Il a également des moteurs de forceur de blocus, ce qui peut paraître une bonne idée, sauf que les gouvernes ont été réduites parce que quelqu’un trouvait ça peu esthétique. Il y a d’autres absurdités, comme un cachot pouvant retenir vingt personnes et un dispositif censé le transformer en dirigeable, mais que personne n’a encore osé tester.

Et donc, les personnages ont décidé de le voler. De voler l’Entreprise, donc.

Les personnages, c’est la princesse du coin, qui n’aime pas son mari et a des envies d’indépendance contrariées par son statut et par la gendarmerie locale. Elle est fortement inspirée de Tiabeanie, de Disenchantment.

C’est aussi une naïade, descendante de la Lorelei originelle, qui a décidé d’embrasser la carrière de pirate; c’est plus pratique pour couler les bateaux quand on ne sait pas chanter.

Enfin, c’est Herr Dr. Ing. Grimm, nain de sa nature, ingénieur du navire. Il est passablement frustré par plusieurs années de gestion du Comité et de l’incurie aristocratico-bureaucratique qui a la mainmise sur le projet. Avant l’arrivée de la princesse et de la pirate, il était déjà à deux doigts de lancer une mutinerie.

Où est-ce que tout ce bazar va aller? Je n’en sais rien. J’ai quelques idées de péripéties, mais je laisse les joueurs s’amuser dans le bac à sable et je leur pique leurs idées. Par exemple, quand un des joueurs dit « je suis sûr qu’il y a des espions dans l’équipage », je note « tous l’équipage sont des espions ».

Sans aller jusqu’à dire que Château Falkenstein est le jeu parfait pour ce genre d’approche « bac à sable », il a plusieurs atouts. Notamment des mécaniques de jeu très simples (tellement simples qu’elles ont tendance à déstabiliser un peu les joueurs, moi-même y compris).

Il n’y a guère que toute la partie combat et magie qui est plus complexe, mais on n’a pas de magicien dans l’équipe et je pense gérer les combats de façon très « à la louche ». Ne me parlez pas des règles de duel, par exemple…

Peut-être le plus compliqué, c’est de gérer le contexte: l’époque victorienne n’est pas triviale. Bon, techniquement, aucune époque n’est triviale quand on la regarde un peu sous le nez.

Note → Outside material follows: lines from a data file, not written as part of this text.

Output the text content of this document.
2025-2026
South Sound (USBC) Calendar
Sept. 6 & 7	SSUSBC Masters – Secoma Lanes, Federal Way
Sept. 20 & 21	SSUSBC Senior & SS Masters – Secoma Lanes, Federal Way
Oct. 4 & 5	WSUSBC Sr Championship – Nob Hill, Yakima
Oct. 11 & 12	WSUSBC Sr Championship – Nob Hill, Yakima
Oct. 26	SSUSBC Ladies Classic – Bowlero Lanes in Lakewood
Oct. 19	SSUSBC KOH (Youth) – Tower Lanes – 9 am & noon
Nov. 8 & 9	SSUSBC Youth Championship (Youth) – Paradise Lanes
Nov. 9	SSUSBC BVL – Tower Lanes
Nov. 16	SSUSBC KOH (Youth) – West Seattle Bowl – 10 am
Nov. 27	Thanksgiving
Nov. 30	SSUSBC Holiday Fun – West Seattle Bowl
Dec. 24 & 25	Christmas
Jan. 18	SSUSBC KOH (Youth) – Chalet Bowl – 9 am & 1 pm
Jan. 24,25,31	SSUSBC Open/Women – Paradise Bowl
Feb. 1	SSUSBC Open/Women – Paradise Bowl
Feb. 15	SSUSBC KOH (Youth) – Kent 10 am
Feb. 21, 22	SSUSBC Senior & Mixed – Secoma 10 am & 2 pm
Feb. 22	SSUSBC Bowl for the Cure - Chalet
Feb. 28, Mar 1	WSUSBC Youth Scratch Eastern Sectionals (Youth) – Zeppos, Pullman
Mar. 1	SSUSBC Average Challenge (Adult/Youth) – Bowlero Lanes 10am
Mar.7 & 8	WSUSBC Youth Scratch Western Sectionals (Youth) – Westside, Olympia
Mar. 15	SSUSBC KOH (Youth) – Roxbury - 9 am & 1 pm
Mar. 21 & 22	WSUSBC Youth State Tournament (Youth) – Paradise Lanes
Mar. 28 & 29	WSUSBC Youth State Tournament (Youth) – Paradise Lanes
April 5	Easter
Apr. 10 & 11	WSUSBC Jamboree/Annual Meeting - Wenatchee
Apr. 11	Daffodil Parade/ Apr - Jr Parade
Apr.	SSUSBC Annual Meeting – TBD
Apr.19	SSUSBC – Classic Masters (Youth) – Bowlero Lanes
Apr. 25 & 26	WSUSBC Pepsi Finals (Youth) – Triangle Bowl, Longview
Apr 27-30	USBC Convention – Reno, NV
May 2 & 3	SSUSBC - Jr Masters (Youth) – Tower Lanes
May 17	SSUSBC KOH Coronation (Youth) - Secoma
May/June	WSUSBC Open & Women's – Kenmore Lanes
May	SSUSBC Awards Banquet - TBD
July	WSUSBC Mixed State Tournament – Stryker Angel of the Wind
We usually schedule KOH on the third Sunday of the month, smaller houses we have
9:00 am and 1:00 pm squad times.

Mais dans le cas présent, il y a tous les aspects géopolitiques (le micro-royaume pas encore assimilé par la Prusse, dont le prince consort est bavarois), sociaux (deux des personnages sont des femmes), etc. Disons que ça donne des occasions d’interactions intéressantes; j’attends avec impatience le premier bal de la naïade.

Alors oui, ça va être silly, mais c’est normal: ça vient avec les joueurs. Moi le premier.

Photo: L’Orgue du « Nautilus » (prise par moi-même à Disneyland Paris il y a longtemps, NE ME JUGEZ PAS OKER); il y en a bien entendu un similaire à bord du Unternehmung.